Pensando en las nuevas generaciones y en esto de la fragmentación, me resulta un asunto  clave. O sea, repongo lo mismo. Francisco no se puede apropiar. No se puede apropiar y eso es un vehículo enorme para la comunión, para el encuentro, para la comunidad. Esto es entender al pueblo como lo realmente existente y no como lo deseado. No como lo que no existe, no como lo que haya que ir a buscar a algún otro lado. Es lo que hay, es lo que es. Francisco es lo que es. Entonces es un escudo muy grande frente a la tentación constante de que sea lo que yo quiera. Y que es un poco como la lógica de las redes sociales, ¿no? Lo que yo quiero que sea todo el tiempo, la personalización de todo, la experiencia sin fricción; mostrarse como lo que no es. Francisco es muy grande y yo creo que es tan grande que me parece que lo mejor que puede aportar ocurre  leyéndolo desde el desborde, ¿no? Como lo que no puede ser limitado, lo que no puede ser apropiado. Uno va a intentar quedar con este Francisco, y otro va a usar a este otro Francisco. Bueno, Francisco le escapa a eso. Y eso me parece que en el fondo es entender los límites de lo humano, los límites de uno para entender a Dios. Hay un salto de fe que hay que hacer.

Reflexiones finales

A lo largo de la conversación aparece una idea alineada con esto del retorno que hablábamos al principio. Francisco no entra fácil en ninguna categoría. Cada intento por definirlo deja algo afuera. Y tal vez ahí esté parte de lo que sigue generando.
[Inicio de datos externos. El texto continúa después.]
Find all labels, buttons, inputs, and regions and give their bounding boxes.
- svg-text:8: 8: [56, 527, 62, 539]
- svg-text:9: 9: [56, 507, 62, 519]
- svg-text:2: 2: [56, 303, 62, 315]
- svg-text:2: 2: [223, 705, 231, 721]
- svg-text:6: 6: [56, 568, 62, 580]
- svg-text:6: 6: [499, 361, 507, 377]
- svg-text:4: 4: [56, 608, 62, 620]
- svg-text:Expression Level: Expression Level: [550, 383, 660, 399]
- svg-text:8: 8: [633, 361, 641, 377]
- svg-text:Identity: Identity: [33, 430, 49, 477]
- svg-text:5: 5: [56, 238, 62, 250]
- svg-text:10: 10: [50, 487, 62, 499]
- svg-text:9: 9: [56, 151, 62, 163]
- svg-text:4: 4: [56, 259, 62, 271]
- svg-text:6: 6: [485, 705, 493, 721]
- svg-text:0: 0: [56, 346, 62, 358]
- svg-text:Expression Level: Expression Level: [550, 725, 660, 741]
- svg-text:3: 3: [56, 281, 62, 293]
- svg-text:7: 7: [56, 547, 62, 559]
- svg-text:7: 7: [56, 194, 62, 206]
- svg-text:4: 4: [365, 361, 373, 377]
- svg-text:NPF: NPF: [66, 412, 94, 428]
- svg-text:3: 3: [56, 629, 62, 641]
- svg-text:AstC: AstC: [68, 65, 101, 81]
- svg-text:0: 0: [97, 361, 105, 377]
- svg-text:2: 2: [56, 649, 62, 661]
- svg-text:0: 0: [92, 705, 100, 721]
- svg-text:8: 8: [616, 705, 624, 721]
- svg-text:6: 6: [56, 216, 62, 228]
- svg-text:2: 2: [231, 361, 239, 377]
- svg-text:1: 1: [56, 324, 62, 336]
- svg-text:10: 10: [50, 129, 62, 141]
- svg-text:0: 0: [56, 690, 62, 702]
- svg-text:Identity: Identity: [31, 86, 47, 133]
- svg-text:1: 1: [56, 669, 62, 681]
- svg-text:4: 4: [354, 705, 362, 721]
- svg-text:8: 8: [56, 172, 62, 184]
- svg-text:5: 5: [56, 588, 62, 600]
En un momento donde todo tiende a volverse consigna, estético o posicionamiento rápido, su figura empuja en otra dirección. Obliga a frenar, a escuchar, a hacerse preguntas que no siempre tienen una respuesta inmediata. A hacer el pasaje mediante la acción de que el “otro” en realidad es mi “prójimo”.

Quizás su legado no pase por repetir palabras ni por trasladar conceptos de forma directa, sino por el efecto que produce. Por cómo interpela, por cómo incomoda, por cómo vuelve a poner en juego dimensiones que parecían corridas de la discusión pública.

Hay un desafío ahí. Animarse a sostener esa incomodidad. No apurar una traducción. En dejar que algo de todo eso haga su trabajo y que las cavilaciones en torno a su figura sigan decantando.